General - PDF Links Click here to read the DHS extremism report.

Thanks to Thomas More Law Center

Book tells of female U.S. soldiers raped by comrades

Saturday, April 18th, 2009

Female U.S. soldiers serving in Iraq and Afghanistan have more to fear than roadside bombs or enemy ambushes. They also are at risk of being raped or sexually assaulted by fellow soldiers.

“The Lonely Soldier: The Private War of Women Serving in Iraq,” a book based on 40 in-depth interviews, recounts the stories of female veterans who served in combat zones and tells of rape, sexual assault and harassment by male counterparts.

Some were warned by officers not to go to the latrine by themselves. One began carrying a knife in case she was attacked by comrades. Others said they felt discouraged to report assaults.

“The horror of it is that it is their own side that is doing this to them,” said the book’s author, Helen Benedict, a journalism professor at Columbia University in New York. The book was released in the United States on Wednesday.

One in 10 U.S. soldiers in Iraq and Afghanistan are female, and more women have fought and died in the Iraq war than any since World War Two, according to U.S. Department of Defense statistics cited in the book.

Benedict said the book’s title comes from the isolation female U.S. soldiers experience when combining the trauma of their combat duties with sexual harassment by fellow soldiers.

“Because women are under so much more danger now and actually in the battle, it’s a particularly tragic situation because all soldiers are supposed to be able to rely on one another to watch their backs,” Benedict said.

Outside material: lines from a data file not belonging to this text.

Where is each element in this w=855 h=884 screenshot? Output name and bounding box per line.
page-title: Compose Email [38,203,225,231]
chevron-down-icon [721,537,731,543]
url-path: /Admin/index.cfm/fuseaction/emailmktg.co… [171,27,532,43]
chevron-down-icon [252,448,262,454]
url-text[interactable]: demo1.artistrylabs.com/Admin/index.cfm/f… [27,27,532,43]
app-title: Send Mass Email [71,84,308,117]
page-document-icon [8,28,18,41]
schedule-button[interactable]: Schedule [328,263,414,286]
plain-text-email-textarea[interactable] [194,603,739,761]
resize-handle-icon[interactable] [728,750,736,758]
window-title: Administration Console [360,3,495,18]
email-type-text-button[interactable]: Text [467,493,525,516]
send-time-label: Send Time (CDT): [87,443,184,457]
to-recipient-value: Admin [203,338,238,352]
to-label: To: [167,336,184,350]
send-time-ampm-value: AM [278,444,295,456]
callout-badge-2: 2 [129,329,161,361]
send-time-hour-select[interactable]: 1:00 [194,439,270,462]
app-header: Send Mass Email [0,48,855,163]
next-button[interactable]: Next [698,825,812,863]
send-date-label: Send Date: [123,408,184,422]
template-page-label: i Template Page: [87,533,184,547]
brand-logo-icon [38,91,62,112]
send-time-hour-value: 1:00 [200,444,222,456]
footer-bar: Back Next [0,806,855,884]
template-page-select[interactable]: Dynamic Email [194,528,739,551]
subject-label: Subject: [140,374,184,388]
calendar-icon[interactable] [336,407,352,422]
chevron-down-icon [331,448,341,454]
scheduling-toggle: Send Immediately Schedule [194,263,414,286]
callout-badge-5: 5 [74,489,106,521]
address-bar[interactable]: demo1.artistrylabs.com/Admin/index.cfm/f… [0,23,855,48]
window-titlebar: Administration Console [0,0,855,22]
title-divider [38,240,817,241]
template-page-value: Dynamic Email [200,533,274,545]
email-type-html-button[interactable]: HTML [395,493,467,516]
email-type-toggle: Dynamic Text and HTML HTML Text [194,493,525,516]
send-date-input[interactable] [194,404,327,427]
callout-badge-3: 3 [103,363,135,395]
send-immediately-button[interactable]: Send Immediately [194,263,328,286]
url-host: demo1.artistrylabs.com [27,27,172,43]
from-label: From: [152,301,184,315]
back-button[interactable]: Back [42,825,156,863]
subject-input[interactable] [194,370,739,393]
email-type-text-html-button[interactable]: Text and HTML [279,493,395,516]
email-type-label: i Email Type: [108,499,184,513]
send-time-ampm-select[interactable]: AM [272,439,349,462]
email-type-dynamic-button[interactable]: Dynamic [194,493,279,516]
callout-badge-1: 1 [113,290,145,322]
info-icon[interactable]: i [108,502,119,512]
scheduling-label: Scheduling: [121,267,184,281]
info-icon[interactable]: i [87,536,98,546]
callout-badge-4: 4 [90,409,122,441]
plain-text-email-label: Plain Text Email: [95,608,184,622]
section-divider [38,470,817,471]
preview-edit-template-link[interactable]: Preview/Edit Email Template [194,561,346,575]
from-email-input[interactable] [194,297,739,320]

“And how can you feel that way if your fellow soldiers are harassing you all day or trying to rape you or actually even raping you?”

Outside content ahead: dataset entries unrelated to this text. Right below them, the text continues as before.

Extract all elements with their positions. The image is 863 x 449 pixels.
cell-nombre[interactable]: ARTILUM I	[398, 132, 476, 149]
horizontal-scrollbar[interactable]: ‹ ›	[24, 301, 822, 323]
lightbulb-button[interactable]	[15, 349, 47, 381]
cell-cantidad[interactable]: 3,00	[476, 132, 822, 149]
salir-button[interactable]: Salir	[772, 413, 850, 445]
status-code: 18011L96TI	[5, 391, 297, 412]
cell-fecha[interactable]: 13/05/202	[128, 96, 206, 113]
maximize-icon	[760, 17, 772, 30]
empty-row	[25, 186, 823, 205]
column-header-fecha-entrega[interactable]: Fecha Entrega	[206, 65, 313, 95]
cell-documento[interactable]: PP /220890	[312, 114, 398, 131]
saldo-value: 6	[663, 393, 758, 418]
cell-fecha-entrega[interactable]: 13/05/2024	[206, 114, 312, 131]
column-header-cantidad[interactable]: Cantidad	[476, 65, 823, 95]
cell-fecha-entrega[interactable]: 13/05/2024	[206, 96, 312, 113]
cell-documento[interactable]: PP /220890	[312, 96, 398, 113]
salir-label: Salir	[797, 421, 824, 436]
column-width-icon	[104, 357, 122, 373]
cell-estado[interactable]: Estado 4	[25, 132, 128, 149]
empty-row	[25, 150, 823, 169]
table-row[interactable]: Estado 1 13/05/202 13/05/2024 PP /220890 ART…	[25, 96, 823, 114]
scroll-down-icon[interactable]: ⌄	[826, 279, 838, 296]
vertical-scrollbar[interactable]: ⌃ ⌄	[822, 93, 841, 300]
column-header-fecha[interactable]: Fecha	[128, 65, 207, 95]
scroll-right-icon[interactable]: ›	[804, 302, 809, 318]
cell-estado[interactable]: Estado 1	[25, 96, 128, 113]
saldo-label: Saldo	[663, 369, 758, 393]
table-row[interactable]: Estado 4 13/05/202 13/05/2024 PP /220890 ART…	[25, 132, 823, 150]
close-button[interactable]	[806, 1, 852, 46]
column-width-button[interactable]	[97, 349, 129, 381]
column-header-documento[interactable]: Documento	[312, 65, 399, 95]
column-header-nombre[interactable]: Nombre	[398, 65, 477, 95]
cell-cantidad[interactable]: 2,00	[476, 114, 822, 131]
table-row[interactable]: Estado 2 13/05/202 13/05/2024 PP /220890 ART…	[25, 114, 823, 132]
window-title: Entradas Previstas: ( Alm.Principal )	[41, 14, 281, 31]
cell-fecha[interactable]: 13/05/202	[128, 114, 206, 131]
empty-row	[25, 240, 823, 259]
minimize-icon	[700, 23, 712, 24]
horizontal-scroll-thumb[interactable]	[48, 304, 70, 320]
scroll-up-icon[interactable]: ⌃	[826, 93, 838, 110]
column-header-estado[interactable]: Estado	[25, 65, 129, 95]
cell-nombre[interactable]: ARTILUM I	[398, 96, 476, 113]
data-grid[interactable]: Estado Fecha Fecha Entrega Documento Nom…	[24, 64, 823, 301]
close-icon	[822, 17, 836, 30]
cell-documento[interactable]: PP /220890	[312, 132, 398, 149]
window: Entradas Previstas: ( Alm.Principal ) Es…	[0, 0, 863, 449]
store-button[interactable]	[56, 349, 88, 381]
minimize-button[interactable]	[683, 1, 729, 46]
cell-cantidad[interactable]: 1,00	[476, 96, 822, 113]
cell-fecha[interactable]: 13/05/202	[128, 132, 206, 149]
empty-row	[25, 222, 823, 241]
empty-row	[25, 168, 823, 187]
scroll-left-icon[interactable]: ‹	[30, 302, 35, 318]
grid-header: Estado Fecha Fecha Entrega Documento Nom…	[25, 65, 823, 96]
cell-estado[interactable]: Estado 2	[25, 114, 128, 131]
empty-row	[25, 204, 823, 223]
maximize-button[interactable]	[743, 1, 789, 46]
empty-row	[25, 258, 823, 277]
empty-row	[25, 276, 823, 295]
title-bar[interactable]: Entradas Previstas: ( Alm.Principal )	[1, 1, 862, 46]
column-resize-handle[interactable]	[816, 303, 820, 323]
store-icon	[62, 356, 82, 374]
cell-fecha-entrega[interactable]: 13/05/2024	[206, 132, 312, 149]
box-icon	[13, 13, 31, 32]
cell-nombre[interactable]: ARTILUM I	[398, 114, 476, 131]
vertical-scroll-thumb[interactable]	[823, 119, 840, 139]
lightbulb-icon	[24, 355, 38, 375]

One such soldier, Marti Ribeiro, was a third-generation Air Force sergeant who served in Afghanistan in 2006 as a combat correspondent with the Army’s all-male 10th Mountain Division. Her story includes an account of being attacked and raped by a U.S. soldier in uniform while guarding a post.

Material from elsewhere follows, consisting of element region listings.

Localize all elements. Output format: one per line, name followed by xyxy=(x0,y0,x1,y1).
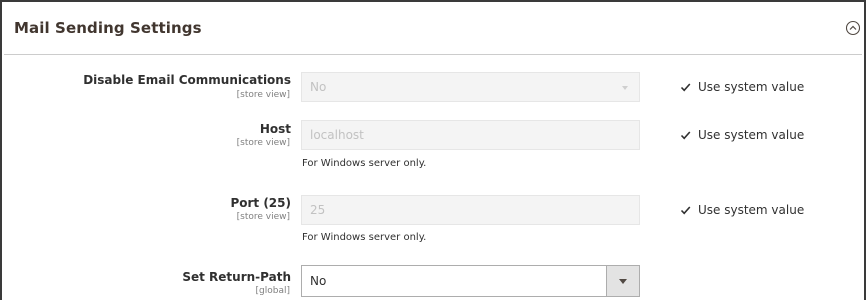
checkbox-checked-icon[interactable] xyxy=(680,205,691,216)
port-label: Port (25) xyxy=(230,196,291,210)
host-use-system-value[interactable]: Use system value xyxy=(680,127,804,143)
disable-email-use-system-value[interactable]: Use system value xyxy=(680,79,804,95)
chevron-down-icon xyxy=(619,279,627,284)
host-value: localhost xyxy=(310,128,364,142)
host-note: For Windows server only. xyxy=(302,158,427,169)
checkbox-checked-icon[interactable] xyxy=(680,82,691,93)
disable-email-select: No xyxy=(301,72,640,102)
port-note: For Windows server only. xyxy=(302,232,427,243)
return-path-scope: [global] xyxy=(255,286,290,296)
disable-email-scope: [store view] xyxy=(236,90,290,100)
port-use-system-value[interactable]: Use system value xyxy=(680,202,804,218)
return-path-value: No xyxy=(310,274,327,288)
use-system-value-label: Use system value xyxy=(698,128,805,142)
return-path-select[interactable]: No xyxy=(301,265,640,297)
host-scope: [store view] xyxy=(236,138,290,148)
dropdown-button[interactable] xyxy=(606,266,639,296)
disable-email-label: Disable Email Communications xyxy=(83,73,291,87)
host-label: Host xyxy=(259,122,291,136)
section-title: Mail Sending Settings xyxy=(14,19,202,37)
port-input: 25 xyxy=(301,195,640,225)
disable-email-value: No xyxy=(310,80,327,94)
port-value: 25 xyxy=(310,203,326,217)
return-path-label: Set Return-Path xyxy=(182,270,291,284)
host-input: localhost xyxy=(301,120,640,150)
chevron-down-icon xyxy=(622,86,628,90)
checkbox-checked-icon[interactable] xyxy=(680,130,691,141)
port-scope: [store view] xyxy=(236,212,290,222)
use-system-value-label: Use system value xyxy=(698,80,805,94)
collapse-icon[interactable] xyxy=(845,20,861,36)
section-header[interactable]: Mail Sending Settings xyxy=(4,4,862,55)
use-system-value-label: Use system value xyxy=(698,203,805,217)
mail-sending-settings-panel: Mail Sending Settings xyxy=(0,0,866,300)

After completing the shift and not showering to substantiate the attack, she reported it to authorities, only to be told if she filed a claim she would be charged with dereliction of duty for leaving her weapon unattended. She left the military.

“I had dreams of becoming an officer one day, like my father and grandfather,” she says in the book. “Unfortunately, because I’m female, those dreams will not come true.”

SURVEYS UNDERSCORE PROBLEM

The number of reports of sexual assault in the U.S. military rose by 8 percent in fiscal 2008 from the previous year and by 25 percent in Iraq and Afghanistan, according to a report released by the Pentagon in March.

There were 2,908 reports overall of sexual assault by members of the military. Such assaults include rape, indecent assault and attempted rape, the report said.

Of the 40 women Benedict interviewed who served between 2003 and 2006, 10 said they had been raped, five said they were sexually assaulted including attempted rape, and 13 reported sexual harassment.

A new play based on Benedict’s work was performed in New York and may tour the United States. After a recent performance, real soldiers hugged the actors who portrayed them. Some wiped away tears.

U.S. officials said the increase in assaults was due to efforts to make it easier to report them.

Cynthia Smith, a Department of Defense spokeswoman, said the department was committed to eliminating sexual assault from the military through prevention and response policies and eliminating barriers to reporting assaults.

“The Department of Defense’s goal is to establish a climate of confidence that encourages victims to report sexual assault and get the care they need,” she said in an e-mail.

Benedict and some researchers say U.S. government figures are much lower than their findings because the government only counts those brave enough to report the assaults.

The problem is not new to the wars in Afghanistan and Iraq.

A 2003 survey of more than 550 female veterans who served in wars from Vietnam to the first Gulf war found that 30 percent said they suffered from rape or attempted rape and 79 percent reported being sexually harassed, according to the American Journal of Industrial Medicine.